Saturday, April 16, 2011

Jonathan Coe on satire

From today's Guardian:
I'm frequently told that I'm a satirical writer, and although I don't think the label really fits me any more, it probably does apply to What a Carve Up!. But the problem with most satire, I've started to feel, is that it doesn't just preach, it preaches to the converted. Satire – besides being what Milan Kundera disparagingly called a "thesis art" – actually suppresses political anger rather than stoking it up. Political energies which might otherwise be translated into action are instead channelled into comedy and released – dissipated – in the form of laughter.

An interviewer recently asked me if I thought there was a dearth of political satire in this country at the moment. I would argue that there is too much. Our comedians have a default position – comfortably left-liberal, slightly sneery, relying on sharing rather than challenging the assumptions of their audience – and this keeps up a low-level rumble of cynical chuckling which allows our political masters to keep on doing whatever they want to do, completely untouched and unthreatened. And there is an element of this, I feel, in What a Carve Up!. Over the years I've found that one of the reasons its admirers like it so much is because they already share its politics.
Amen. Amen. Amen. I tried, and probably failed, to say something similar when discussing 10 O'Clock Live.


Ira Nayman said...

Without necessarily arguing the point, I would like to point out that there is virtue in preaching to the converted.
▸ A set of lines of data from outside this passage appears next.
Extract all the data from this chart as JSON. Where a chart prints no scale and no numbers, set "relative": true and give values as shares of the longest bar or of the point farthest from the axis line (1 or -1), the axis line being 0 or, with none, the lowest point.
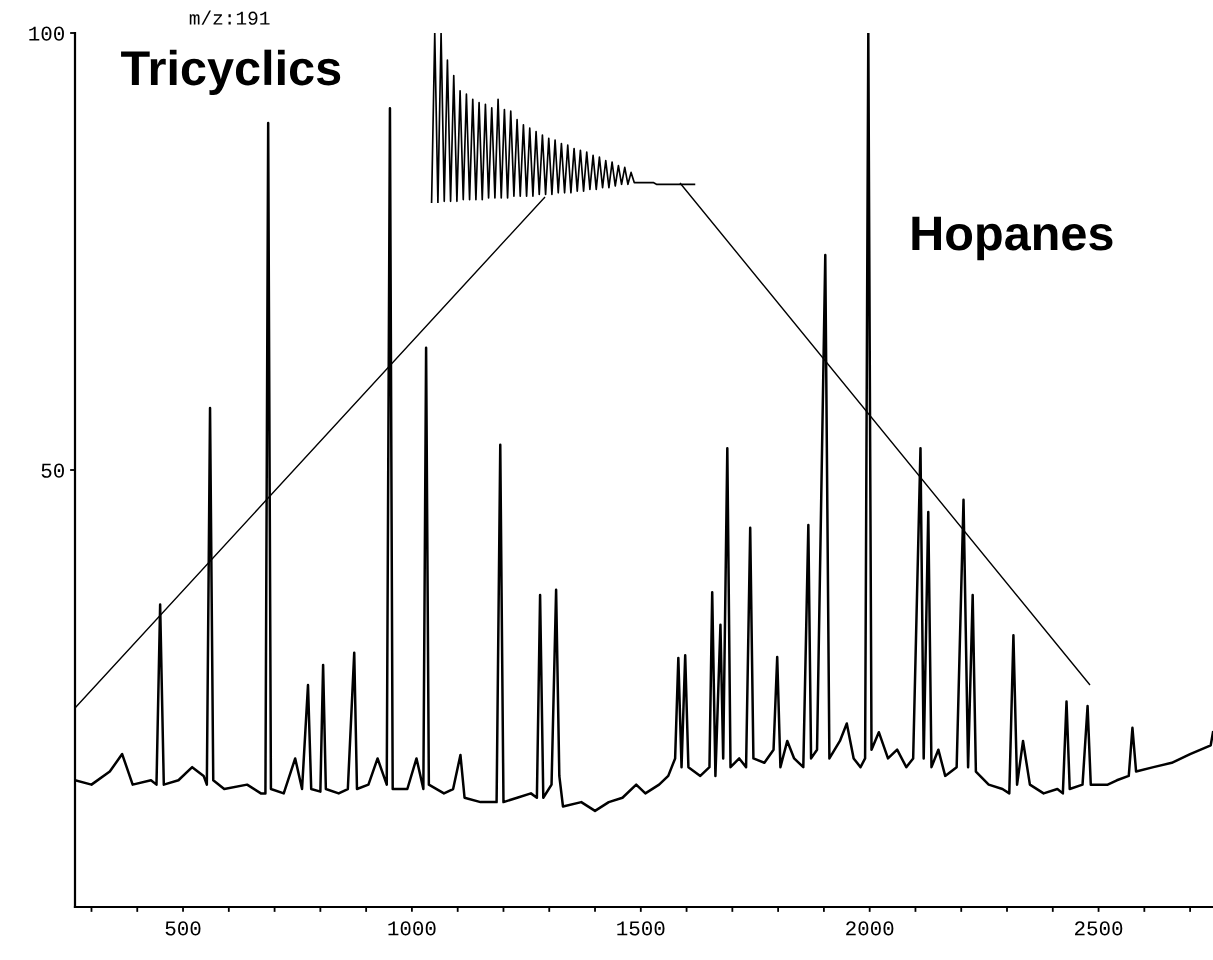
{
  "chart_data": [
    {
      "type": "line",
      "annotations": [
        "m/z:191",
        "Tricyclics",
        "Hopanes"
      ],
      "xlim": [
        264,
        2750
      ],
      "ylim": [
        0,
        100
      ],
      "xticks": [
        {
          "value": 300,
          "label": null
        },
        {
          "value": 400,
          "label": null
        },
        500,
        {
          "value": 600,
          "label": null
        },
        {
          "value": 700,
          "label": null
        },
        {
          "value": 800,
          "label": null
        },
        {
          "value": 900,
          "label": null
        },
        1000,
        {
          "value": 1100,
          "label": null
        },
        {
          "value": 1200,
          "label": null
        },
        {
          "value": 1300,
          "label": null
        },
        {
          "value": 1400,
          "label": null
        },
        1500,
        {
          "value": 1600,
          "label": null
        },
        {
          "value": 1700,
          "label": null
        },
        {
          "value": 1800,
          "label": null
        },
        {
          "value": 1900,
          "label": null
        },
        2000,
        {
          "value": 2100,
          "label": null
        },
        {
          "value": 2200,
          "label": null
        },
        {
          "value": 2300,
          "label": null
        },
        {
          "value": 2400,
          "label": null
        },
        2500,
        {
          "value": 2600,
          "label": null
        },
        {
          "value": 2700,
          "label": null
        }
      ],
      "yticks": [
        50,
        100
      ],
      "marker": "none",
      "line_style": "solid",
      "legend": false,
      "grid": false,
      "series": [
        {
          "color": "#000000",
          "x": [
            264,
            300,
            340,
            367,
            390,
            430,
            442,
            450,
            458,
            490,
            520,
            545,
            552,
            559,
            566,
            590,
            640,
            670,
            680,
            686,
            692,
            720,
            745,
            760,
            773,
            780,
            800,
            806,
            812,
            840,
            860,
            874,
            880,
            905,
            925,
            945,
            952,
            958,
            990,
            1010,
            1025,
            1031,
            1037,
            1070,
            1090,
            1106,
            1115,
            1150,
            1185,
            1193,
            1200,
            1230,
            1260,
            1273,
            1280,
            1287,
            1305,
            1315,
            1322,
            1330,
            1370,
            1400,
            1430,
            1460,
            1490,
            1510,
            1540,
            1560,
            1575,
            1582,
            1589,
            1597,
            1604,
            1630,
            1650,
            1656,
            1663,
            1674,
            1680,
            1689,
            1696,
            1715,
            1730,
            1739,
            1746,
            1770,
            1790,
            1798,
            1805,
            1820,
            1835,
            1855,
            1866,
            1872,
            1885,
            1903,
            1912,
            1935,
            1950,
            1965,
            1980,
            1990,
            1997,
            2004,
            2020,
            2040,
            2060,
            2080,
            2095,
            2111,
            2118,
            2128,
            2135,
            2150,
            2165,
            2190,
            2205,
            2215,
            2225,
            2232,
            2260,
            2290,
            2305,
            2314,
            2322,
            2335,
            2350,
            2380,
            2410,
            2422,
            2430,
            2437,
            2465,
            2476,
            2483,
            2520,
            2540,
            2566,
            2574,
            2582,
            2620,
            2660,
            2700,
            2745,
            2750
          ],
          "values": [
            14.5,
            14,
            15.5,
            17.5,
            14,
            14.5,
            14,
            34.6,
            14,
            14.5,
            16,
            15,
            14,
            57.1,
            14.5,
            13.5,
            14,
            13,
            13,
            89.7,
            13.5,
            13,
            17,
            13.5,
            25.4,
            13.5,
            13.2,
            27.7,
            13.5,
            13,
            13.5,
            29.1,
            13.5,
            14,
            17,
            14,
            91.4,
            13.5,
            13.5,
            17,
            13.5,
            64,
            14,
            13,
            13.5,
            17.4,
            12.5,
            12,
            12,
            52.9,
            12,
            12.5,
            13,
            12.5,
            35.7,
            12.5,
            14,
            36.3,
            15,
            11.5,
            12,
            11,
            12,
            12.5,
            14,
            13,
            14,
            15,
            17,
            28.5,
            16,
            28.8,
            16,
            15,
            16,
            36,
            15,
            32.3,
            17,
            52.5,
            16,
            17,
            16,
            43.4,
            17,
            16.5,
            18,
            28.6,
            16,
            19,
            17,
            16,
            43.7,
            17,
            18,
            74.6,
            17,
            19,
            21,
            17,
            16,
            17,
            100,
            18,
            20,
            17,
            18,
            16,
            17,
            52.5,
            17,
            45.2,
            16,
            18,
            15,
            16,
            46.6,
            16,
            35.7,
            15.5,
            14,
            13.5,
            13,
            31.1,
            14,
            19,
            14,
            13,
            13.5,
            13,
            23.5,
            13.5,
            14,
            23,
            14,
            14,
            14.5,
            15,
            20.5,
            15.5,
            16,
            16.5,
            17.5,
            18.5,
            20
          ]
        }
      ]
    },
    {
      "type": "line",
      "relative": true,
      "marker": "none",
      "line_style": "solid",
      "categories": [
        null,
        null,
        null,
        null,
        null,
        null,
        null,
        null,
        null,
        null,
        null,
        null,
        null,
        null,
        null,
        null,
        null,
        null,
        null,
        null,
        null,
        null,
        null,
        null,
        null,
        null,
        null,
        null,
        null,
        null,
        null,
        null,
        null,
        null,
        null,
        null,
        null,
        null,
        null,
        null,
        null,
        null,
        null,
        null,
        null,
        null,
        null,
        null,
        null,
        null,
        null,
        null,
        null,
        null,
        null,
        null,
        null,
        null,
        null,
        null,
        null,
        null,
        null,
        null,
        null,
        null,
        null,
        null,
        null,
        null,
        null,
        null,
        null,
        null,
        null,
        null,
        null,
        null,
        null,
        null,
        null,
        null,
        null,
        null
      ],
      "series": [
        {
          "color": "#000000",
          "values": [
            0,
            1.0,
            0,
            1.0,
            0.01,
            0.84,
            0.01,
            0.75,
            0.01,
            0.66,
            0.02,
            0.64,
            0.02,
            0.61,
            0.02,
            0.59,
            0.02,
            0.58,
            0.03,
            0.56,
            0.03,
            0.61,
            0.03,
            0.55,
            0.03,
            0.54,
            0.04,
            0.49,
            0.04,
            0.46,
            0.04,
            0.44,
            0.04,
            0.42,
            0.05,
            0.4,
            0.05,
            0.38,
            0.05,
            0.37,
            0.06,
            0.35,
            0.06,
            0.34,
            0.06,
            0.32,
            0.07,
            0.31,
            0.07,
            0.3,
            0.08,
            0.28,
            0.08,
            0.27,
            0.09,
            0.25,
            0.09,
            0.24,
            0.1,
            0.22,
            0.11,
            0.21,
            0.11,
            0.18,
            0.12,
            0.12,
            0.12,
            0.12,
            0.12,
            0.12,
            0.12,
            0.11,
            0.11,
            0.11,
            0.11,
            0.11,
            0.11,
            0.11,
            0.11,
            0.11,
            0.11,
            0.11,
            0.11,
            0.11
          ]
        }
      ]
    }
  ]
}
For one thing, it can help people feel they belong to a community of like-minded citizens. For another, it can help rally and focus people when their party is in the minority. It is also true that laughter can help people through tough times, which, in and of itself, is reason enough for satire to exist.

Simon Titley said...

The problem with today's political satire is that is indiscriminate. Rather than satirise specific and deserving targets (as the early '60s satire boom did with the fag-end of the Macmillan government), it attacks the political process itself.

TV programmes such as 'Have I Got News For You' and 'Mock The Week' hold up all politicians and the whole political process to ridicule.

The result is an all-enveloping cynicism, which assumes that anyone and everyone in public life operate on the most base motives.

The last razor-sharp political satire I saw was the 'Two Johns' dialogues (John Bird and John Fortune), which intelligently stripped bare the humbug of certain types in public life.

So isn't the real problem not satire, but schoolyard mockery pretending to be satire?